Two researchers said they were able to take control of a Tesla Model S by hacking into the car’s entertainment system.
When the car was cruising at less than five miles per hour or idling, the researchers were able to apply the emergency hand brake, bringing the car to an immediate stop.
At speeds higher than that, the Model S “gracefully” shut off its engine, allowing the driver to maintain control over steering and braking, according to a blog post written by one of the researchers, Kevin Mahaffey, who is co-founder and chief technology officer of cybersecurity firm Lookout.
The pair was also able to remotely lock and unlock the car, control the radio and touch screen displays and open and close the trunk.
A Tesla spokeswoman said the company has developed a fix, which was already sent out to all Model S cars through an over-the-air software update.
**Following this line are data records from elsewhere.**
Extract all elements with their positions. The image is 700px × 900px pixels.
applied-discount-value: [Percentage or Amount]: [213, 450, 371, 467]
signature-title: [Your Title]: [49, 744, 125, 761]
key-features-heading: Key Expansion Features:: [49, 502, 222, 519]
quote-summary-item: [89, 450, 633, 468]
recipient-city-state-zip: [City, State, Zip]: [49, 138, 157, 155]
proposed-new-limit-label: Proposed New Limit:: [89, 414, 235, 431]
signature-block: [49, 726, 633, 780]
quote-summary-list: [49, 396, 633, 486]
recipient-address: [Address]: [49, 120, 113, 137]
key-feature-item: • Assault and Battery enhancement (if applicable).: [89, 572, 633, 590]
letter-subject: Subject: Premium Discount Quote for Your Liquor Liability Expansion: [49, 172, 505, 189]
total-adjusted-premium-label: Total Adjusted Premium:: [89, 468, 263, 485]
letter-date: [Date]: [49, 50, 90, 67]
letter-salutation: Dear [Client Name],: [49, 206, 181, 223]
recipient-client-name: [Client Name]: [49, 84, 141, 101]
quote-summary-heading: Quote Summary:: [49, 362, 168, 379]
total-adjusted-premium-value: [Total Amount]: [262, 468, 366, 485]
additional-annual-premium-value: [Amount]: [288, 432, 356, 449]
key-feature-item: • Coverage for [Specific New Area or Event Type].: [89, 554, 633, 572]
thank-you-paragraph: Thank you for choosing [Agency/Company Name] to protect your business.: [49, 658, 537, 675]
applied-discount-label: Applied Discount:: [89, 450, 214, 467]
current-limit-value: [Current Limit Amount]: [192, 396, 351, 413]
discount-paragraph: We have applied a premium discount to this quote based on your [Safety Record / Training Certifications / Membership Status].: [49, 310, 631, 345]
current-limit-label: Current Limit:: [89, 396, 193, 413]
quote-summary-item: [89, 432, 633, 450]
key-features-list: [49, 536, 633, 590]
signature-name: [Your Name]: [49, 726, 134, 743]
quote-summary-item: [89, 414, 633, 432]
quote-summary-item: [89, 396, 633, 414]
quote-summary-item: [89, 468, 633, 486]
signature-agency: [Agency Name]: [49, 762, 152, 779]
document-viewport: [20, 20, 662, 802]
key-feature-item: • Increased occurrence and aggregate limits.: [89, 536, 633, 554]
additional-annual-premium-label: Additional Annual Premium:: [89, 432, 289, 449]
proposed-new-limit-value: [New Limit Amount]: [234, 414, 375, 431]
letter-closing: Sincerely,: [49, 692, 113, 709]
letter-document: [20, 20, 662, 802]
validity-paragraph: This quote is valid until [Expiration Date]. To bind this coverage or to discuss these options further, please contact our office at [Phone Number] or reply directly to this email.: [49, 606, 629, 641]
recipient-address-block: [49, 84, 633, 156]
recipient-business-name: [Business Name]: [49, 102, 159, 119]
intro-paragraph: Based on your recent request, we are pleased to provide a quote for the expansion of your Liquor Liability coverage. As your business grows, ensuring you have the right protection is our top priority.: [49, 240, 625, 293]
These updates can be downloaded by the driver via Wi-Fi or cellular connection.
Mahaffey and Marc Rogers, principal security researcher at web security company CloudFlare, hacked the vehicle over the course of a year.
They said they found six vulnerabilities in the car’s security system but emphasized that it was after having physical access to the Model S. The researchers said they took control of the car’s entertainment system after connecting their laptop to the car’s Ethernet cable. Then, they were able to access the systems remotely.
In the blog post, Mahaffey praised Tesla’s over-the-air update system and its isolation of the car’s entertainment system from the vehicle network.
But he said the automaker needed to bolster individual system security, as the researchers took full control over the car’s entertainment system by breaching each system individually and using that access to get into another system.
“Overall, I feel more secure driving in a Tesla Model S than any other connected car on the road,” Mahaffey wrote.
Rogers and Mahaffey will present their full research at this week’s Def Con hacking conference in Las Vegas.
News of the Tesla hack comes just weeks after a report that cybersecurity researchers were able to take remote control of a Jeep Cherokee, leading Fiat Chrysler Automobiles to recall 1.4 million vehicles.